É bom ver que, com os canais de streaming, com filmes do mundo todo, acabou a hegemonia de Hollywood, mas também é triste ver que abundam como nunca os filmes “de bandidos” e rareiam os filmes “de mocinho”.

No meio do século passado, a meninada gritava e aplaudia, até batendo com os pés em tropel, quando o Zorro se livrava de mais uma enrascada, o Cine Ouro Verde parecia tremer. Os maus eram antagonistas de protagonistas bons, bandidos contra mocinhos, o bem contra o mal. E os mocinhos tinham amigos¸ como o Tonto do Zorro, enquanto os bandidos tinham quadrilhas.

Agora, há tantos filmes só com protagonistas bandidos que dá saudade dos filmes “de mocinho”, com heróis humanos em vez de apenas musculosas máquinas de matar.
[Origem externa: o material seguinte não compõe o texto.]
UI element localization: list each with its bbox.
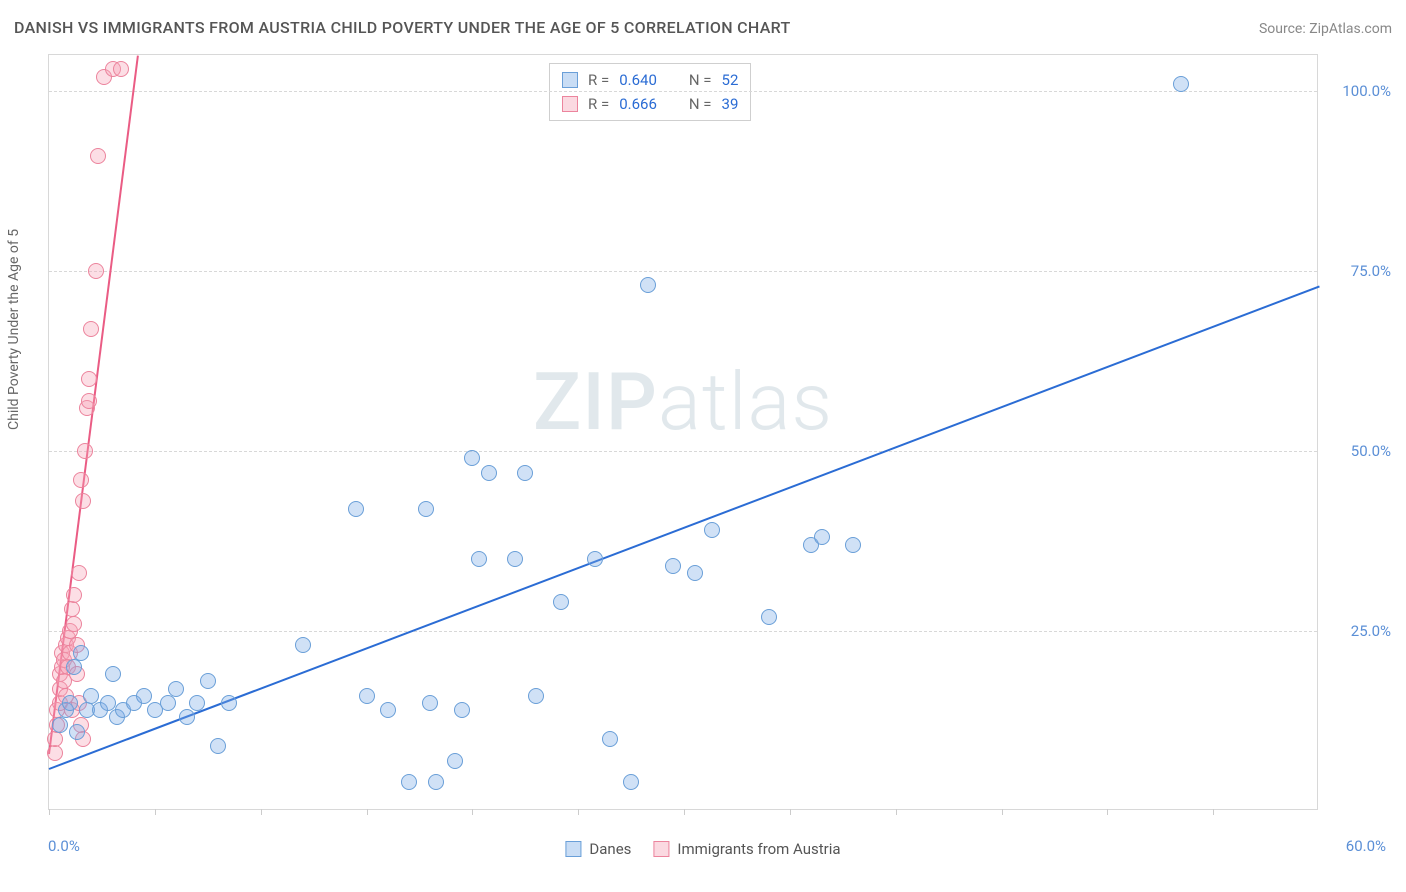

Seria meninamente ingênuo esperar apenas filmes de bons heróis com inimigos sempre derrotados, mas é chateante no catálogo o desfile de filmes bandidóides, com veneranda simpatia pelos bandidos. Protótipos disso são os muitos filmes só com bandidos de Martin Scorcese, embora seja diretor cultuado pelos críticos (ou acríticos, já que “crítica” vem do verbo grego “krinein”, selecionar).

Butch Cassidy and the Sundance Kid é protótipo de filme com protagonistas bandidos “bons”, pois roubam sem matar e são graciosamente humanos, sem a chatice plana dos maus bandidos. Os dois acabam porém punidos pela morte, entretanto semeando a fórmula dos bandidos simpáticos que tanto proliferaria. O faroste espaguete também ajudou a cultivar a visão de maus heróis, e já no tempo das videolocadoras era difícil achar filme sem violência, quadrilhagem, roubo, tráfico de drogas, assalto e espionagem aventureira (um engano sempre, já que a espionagem de verdade é invisível e silenciosa, não dá filme). Filmes sobre a CIA ou tráfico de drogas são tantos e tão mirabolantes que me levam sempre à pergunta: por que estou vendo isso?

Em Meu Ódio Será Tua Herança, de 1969, o diretor Sam Peckimpah filma em câmera lenta a morte de quatro bandidos matando outros oitenta, com sangue jorrando em lentos jatos, e vendo esse massacre a gente humanamente se enche de espanto, pesar e piedade. Nos filmes do catálogo hoje, os massacres são tantos e tão irreais, com tantos mortos, que só dão tédio e vazio.

É chato então ver que ainda usam sem pudor a velha fórmula de que todos os tiros dos bandidos nunca acertam o mocinho, enquanto todos os tiros do mocinho acertam bandidos. A irracionalidade disso casa-se com o absurdo número de mortos assim, que, se acontecesse na realidade, seria notícia mundial. Ora, é ficção, dirão, mas o sentimento que fica é o mesmo de quando, menino, eu via os mocinhos atirando tanto sem recarregar os revólveres, o sentimento de ser enganado.

Então tenho saudade dos filmes de mocinho (ou mocinha: novidade boa é ver muito mais filmes com protagonistas mulheres). Não que eu queira mais Rambo, mas que saudade de Spartacus, de Lawrence da Arabia, do xerife de Matar ou Morrer!

Brigo com o catálogo até Dalva perguntar o que tanto estou procurando, digo que não estou apenas procurando filmes humanos mas também evitando os desumanos.